The Jasper Project and the Koger Center for the Arts have teamed up to showcase the work of Dogon Krigga in The Nook, the rotating Jasper Gallery in the latter’s second floor lobby. The work will be up until the third week of March, but we will host a Closing Reception and Artist Talk for the exhibition on March 13 from 6 to 7:30 p.m. The event is free and open to the public.
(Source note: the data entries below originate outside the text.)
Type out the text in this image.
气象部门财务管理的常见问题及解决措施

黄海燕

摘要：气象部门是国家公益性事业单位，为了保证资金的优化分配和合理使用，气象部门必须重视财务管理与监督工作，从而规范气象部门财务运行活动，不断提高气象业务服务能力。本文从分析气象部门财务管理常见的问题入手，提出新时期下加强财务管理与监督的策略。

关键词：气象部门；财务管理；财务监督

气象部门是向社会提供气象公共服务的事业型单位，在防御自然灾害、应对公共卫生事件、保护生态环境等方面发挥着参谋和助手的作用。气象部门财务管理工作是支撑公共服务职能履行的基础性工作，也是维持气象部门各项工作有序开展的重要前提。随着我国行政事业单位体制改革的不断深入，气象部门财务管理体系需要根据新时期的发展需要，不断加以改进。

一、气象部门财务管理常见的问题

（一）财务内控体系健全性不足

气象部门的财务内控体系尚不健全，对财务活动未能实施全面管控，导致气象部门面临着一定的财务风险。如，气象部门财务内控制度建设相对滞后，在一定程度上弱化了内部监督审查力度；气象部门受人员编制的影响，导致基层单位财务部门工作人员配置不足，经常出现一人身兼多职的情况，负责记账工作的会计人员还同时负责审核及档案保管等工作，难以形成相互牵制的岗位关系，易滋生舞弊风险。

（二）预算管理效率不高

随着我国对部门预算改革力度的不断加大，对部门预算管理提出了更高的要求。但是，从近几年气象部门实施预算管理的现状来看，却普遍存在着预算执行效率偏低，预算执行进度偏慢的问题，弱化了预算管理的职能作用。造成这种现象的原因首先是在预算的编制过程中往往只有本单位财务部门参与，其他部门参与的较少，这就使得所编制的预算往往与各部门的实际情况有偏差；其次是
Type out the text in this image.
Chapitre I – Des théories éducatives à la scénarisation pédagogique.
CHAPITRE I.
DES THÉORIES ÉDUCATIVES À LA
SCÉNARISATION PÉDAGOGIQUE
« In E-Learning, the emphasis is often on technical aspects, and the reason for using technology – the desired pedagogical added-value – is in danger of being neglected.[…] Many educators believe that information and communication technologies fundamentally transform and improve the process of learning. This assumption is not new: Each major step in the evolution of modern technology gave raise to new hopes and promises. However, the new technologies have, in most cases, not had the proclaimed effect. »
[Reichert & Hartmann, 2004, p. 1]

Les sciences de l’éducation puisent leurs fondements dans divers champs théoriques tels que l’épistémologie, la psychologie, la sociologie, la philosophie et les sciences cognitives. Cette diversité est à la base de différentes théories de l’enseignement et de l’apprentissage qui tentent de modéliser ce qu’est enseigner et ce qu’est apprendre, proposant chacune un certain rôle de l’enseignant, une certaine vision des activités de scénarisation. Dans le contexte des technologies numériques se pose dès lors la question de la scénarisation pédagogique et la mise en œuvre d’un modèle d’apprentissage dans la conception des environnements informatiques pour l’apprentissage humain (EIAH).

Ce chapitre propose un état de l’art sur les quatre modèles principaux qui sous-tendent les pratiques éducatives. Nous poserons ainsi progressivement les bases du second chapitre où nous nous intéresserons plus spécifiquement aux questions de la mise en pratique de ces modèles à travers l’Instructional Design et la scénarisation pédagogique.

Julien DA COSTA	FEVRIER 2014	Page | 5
Dogon will be present to give a talk about Afrosurrealism in art, what inspires them to create, and the intentions behind each piece. Additional prints and merchandise of Dogon’s will be available for purchase during this reception! We are excited to work with Jared Johnson, the onsite photographer and reporter, for the evening, who will be moderating the talk.
Dogon’s Artist Statement:
I use vinyl, paper, and other media on a variety of surfaces to create mixed media collages and murals printed on vinyl, paper, and other adhesive substrates. I draw inspiration from spiritual principles and esoteric concepts found across the African Diaspora to create surrealist artworks at serve as portals into other worlds, and viewsations of Queer, Black people, culture, and identity in an alternate dimension. I use these materials and approaches to encourage the viewer to experience and seek the subtle and unseen worlds, while reflecting on their place in it. I use my work to challenge the status quo and disrupt the conventions of what we know to be cisgendered, heteronormative, and patriarchal ideologies, while offering something beautiful and uplifting in its place. Through this creative process, I seek to make a real way of being in, thinking of, and viewing the universe that celebrates, preserves, and restores historically excluded communities.